Microsoft to buy Call of Duty publisher Activision Blizzard in US$70 billion deal

Microsoft has announced a deal to acquire game publisher Activision Blizzard for US$68.7 billion.

The deal represents Microsoft’s largest ever acquisition, and is more than double the US$26 billion the company paid for LinkedIn in 2016.

Microsoft said that it would utilise the publisher’s games to boost its Game Pass subscription service, with Activision Blizzard titles including World of Warcraft and the Call of Duty franchise. The Xbox company will also acquire numerous eSports ventures via Major League Gaming, along with mobile game company King which operates popular title Candy Crush Saga.

Game Pass currently has over 25 million subscribers, and serves as the closest thing that the industry has to a ‘Netflix for games’.

In an announcement on Microsoft’s website, CEO and chairman Satya Nadella said: “Gaming is the most dynamic and exciting category in entertainment across all platforms today and will play a key role in the development of metaverse platforms.
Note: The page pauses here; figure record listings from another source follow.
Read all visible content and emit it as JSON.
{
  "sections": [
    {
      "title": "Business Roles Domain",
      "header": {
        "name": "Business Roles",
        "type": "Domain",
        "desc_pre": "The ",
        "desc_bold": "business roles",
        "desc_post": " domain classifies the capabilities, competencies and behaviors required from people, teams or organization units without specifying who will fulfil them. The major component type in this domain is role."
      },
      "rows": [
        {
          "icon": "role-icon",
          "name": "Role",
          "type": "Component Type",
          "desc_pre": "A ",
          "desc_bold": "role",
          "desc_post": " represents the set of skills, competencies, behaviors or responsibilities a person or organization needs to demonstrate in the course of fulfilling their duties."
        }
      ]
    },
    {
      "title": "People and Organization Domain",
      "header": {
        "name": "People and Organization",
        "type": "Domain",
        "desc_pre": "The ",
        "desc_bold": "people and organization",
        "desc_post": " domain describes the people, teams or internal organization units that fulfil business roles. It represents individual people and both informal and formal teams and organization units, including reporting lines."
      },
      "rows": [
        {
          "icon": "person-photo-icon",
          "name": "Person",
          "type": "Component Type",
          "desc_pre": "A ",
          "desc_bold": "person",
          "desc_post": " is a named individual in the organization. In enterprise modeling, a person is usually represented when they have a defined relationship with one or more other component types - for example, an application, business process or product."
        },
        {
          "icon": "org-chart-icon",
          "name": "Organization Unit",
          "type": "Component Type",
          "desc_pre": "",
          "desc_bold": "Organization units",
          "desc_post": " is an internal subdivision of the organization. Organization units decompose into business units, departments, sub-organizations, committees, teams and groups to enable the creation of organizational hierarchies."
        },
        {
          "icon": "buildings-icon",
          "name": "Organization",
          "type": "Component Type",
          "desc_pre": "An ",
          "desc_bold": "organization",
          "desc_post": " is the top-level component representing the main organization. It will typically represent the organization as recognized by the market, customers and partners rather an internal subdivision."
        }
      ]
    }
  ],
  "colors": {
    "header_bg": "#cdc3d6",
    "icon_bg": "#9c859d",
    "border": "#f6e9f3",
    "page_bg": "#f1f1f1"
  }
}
We’re investing deeply in world-class content, community and the cloud to usher in a new era of gaming that puts players and creators first and makes gaming safe, inclusive and accessible to all.”

The deal comes at a time of major controversy for Activision Blizzard, with the company last year being exposed for a culture of sexual harassment. The California Department of Fair Employment and Housing (DFEH) sued Activision Blizzard in July 2021 for “constant sexual harassment”, while nearly 40 employees have left the company as a result of the scandal. 

Microsoft Gaming CEO Phil Spencer alluded to changing these attitudes – though not explicitly – in his comments, stating: “As a company, Microsoft is committed to our journey for inclusion in every aspect of gaming, among both employees and players. We deeply value individual studio cultures. We also believe that creative success and autonomy go hand-in-hand with treating every person with dignity and respect. We hold all teams, and all leaders, to this commitment. We’re looking forward to extending our culture of proactive inclusion to the great teams across Activision Blizzard.”

Despite this, Activision Blizzard CEO Bobby Kotick, who has been criticised for enabling the toxic culture at the company, will remain as CEO of the publisher and will report directly to Spencer. 

The deal is expected to close in the 2023 financial year.